The U.S. Securities and Exchange Commission (SEC) has introduced new guidance that could have a significant impact on the stablecoin market. The SEC stated that certain stablecoins, now referred to as “covered stablecoins,” may not be treated as securities as long as they meet specific conditions.
Tether, one of the largest stablecoin issuers, is reportedly considering changing its strategy to align with the SEC’s new framework.
To qualify as a covered stablecoin, the token must meet several requirements. It must be fully backed by the U.S. dollar on a 1:1 basis, supported by low-risk and highly liquid assets, and redeemable at full value at any time.
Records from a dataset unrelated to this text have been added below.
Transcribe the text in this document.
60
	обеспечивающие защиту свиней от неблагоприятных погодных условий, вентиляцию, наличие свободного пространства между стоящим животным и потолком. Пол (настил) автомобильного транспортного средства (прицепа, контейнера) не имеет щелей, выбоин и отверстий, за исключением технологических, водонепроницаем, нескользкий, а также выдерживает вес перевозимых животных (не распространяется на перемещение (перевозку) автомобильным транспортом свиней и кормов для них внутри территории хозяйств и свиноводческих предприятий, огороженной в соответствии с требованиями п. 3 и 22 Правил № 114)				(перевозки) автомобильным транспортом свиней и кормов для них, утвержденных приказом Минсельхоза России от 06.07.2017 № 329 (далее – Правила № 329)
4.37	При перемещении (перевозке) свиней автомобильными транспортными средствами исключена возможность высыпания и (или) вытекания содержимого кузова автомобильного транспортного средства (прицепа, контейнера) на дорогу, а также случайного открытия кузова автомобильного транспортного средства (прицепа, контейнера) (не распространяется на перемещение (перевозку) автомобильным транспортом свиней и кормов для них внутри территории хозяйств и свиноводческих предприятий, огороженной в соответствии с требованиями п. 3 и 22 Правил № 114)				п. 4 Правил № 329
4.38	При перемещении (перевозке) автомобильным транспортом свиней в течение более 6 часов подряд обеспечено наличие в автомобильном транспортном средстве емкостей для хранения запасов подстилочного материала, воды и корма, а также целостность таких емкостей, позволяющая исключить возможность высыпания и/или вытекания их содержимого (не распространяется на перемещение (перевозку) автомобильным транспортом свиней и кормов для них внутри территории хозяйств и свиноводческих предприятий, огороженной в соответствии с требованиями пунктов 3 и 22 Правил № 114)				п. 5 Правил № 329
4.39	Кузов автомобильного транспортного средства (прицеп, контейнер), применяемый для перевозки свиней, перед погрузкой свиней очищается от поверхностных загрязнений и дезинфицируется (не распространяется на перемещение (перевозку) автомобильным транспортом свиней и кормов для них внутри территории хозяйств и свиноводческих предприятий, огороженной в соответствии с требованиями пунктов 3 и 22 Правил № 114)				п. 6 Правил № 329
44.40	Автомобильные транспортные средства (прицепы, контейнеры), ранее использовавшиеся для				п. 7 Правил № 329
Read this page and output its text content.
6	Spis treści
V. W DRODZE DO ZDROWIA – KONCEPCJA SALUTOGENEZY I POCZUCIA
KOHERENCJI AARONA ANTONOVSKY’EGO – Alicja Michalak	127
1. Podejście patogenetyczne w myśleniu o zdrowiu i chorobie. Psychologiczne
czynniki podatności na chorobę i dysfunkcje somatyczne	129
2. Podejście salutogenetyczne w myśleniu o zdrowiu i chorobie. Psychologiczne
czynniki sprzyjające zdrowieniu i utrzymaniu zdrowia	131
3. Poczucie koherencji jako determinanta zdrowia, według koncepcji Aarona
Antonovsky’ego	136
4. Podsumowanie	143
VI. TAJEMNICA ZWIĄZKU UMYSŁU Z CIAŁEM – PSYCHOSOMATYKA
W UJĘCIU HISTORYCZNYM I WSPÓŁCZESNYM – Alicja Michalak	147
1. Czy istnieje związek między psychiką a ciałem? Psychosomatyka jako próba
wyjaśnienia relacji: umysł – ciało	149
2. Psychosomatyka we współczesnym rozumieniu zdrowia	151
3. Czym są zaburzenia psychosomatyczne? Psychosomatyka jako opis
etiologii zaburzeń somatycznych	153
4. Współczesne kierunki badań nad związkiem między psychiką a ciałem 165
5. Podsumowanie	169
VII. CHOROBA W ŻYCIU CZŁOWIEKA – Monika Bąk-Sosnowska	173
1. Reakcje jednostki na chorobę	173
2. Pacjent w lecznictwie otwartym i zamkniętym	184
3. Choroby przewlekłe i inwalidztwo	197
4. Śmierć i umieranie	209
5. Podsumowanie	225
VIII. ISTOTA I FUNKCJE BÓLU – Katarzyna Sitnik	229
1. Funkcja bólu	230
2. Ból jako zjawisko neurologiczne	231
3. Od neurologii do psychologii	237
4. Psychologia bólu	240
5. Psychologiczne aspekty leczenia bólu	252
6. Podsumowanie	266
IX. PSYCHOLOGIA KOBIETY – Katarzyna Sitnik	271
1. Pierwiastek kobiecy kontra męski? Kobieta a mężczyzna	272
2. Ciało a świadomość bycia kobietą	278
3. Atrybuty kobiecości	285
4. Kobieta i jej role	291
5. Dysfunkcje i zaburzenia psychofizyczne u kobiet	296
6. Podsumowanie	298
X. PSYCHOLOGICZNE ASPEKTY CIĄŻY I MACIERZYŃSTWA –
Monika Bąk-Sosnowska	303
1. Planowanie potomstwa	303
These stablecoins cannot offer interest, promise profits, provide voting rights, or represent ownership. They are strictly meant for payments, transfers, and storing value.
The SEC’s clarification that these stablecoins are not securities under U.S. law is unusual, as the SEC typically takes a more cautious or enforcement-first approach to crypto.
Experts have had mixed reactions to the guidance. David Sacks, a White House crypto advisor, welcomed the update, stating that it offers much-needed clarity and reduces regulatory hurdles. However, SEC Commissioner Caroline Crenshaw disagreed, arguing that the risks involved in stablecoins are being downplayed.
While the new rules may benefit stablecoins like USDC, they pose challenges for Tether’s USDT. The SEC does not allow stablecoins to be backed by assets like cryptocurrency or gold, which are included in USDT’s reserves. Tether is reportedly exploring the idea of launching a new stablecoin that fully complies with U.S. rules and is backed only by cash and U.S. Treasuries.
Despite potential regulatory pressure, Tether is planning to launch a separate U.S.-compliant stablecoin. The company anticipates that USDT will remain focused on emerging markets, while the new stablecoin will be designed specifically for the U.S. market and built to comply with American regulations.
Stablecoins continue to experience strong growth, even in a challenging first quarter for the wider crypto market. The stablecoin market added over $30 billion in Q1 alone, indicating high demand despite market uncertainty.
The SEC’s clear guidance on stablecoins is significant for the crypto industry.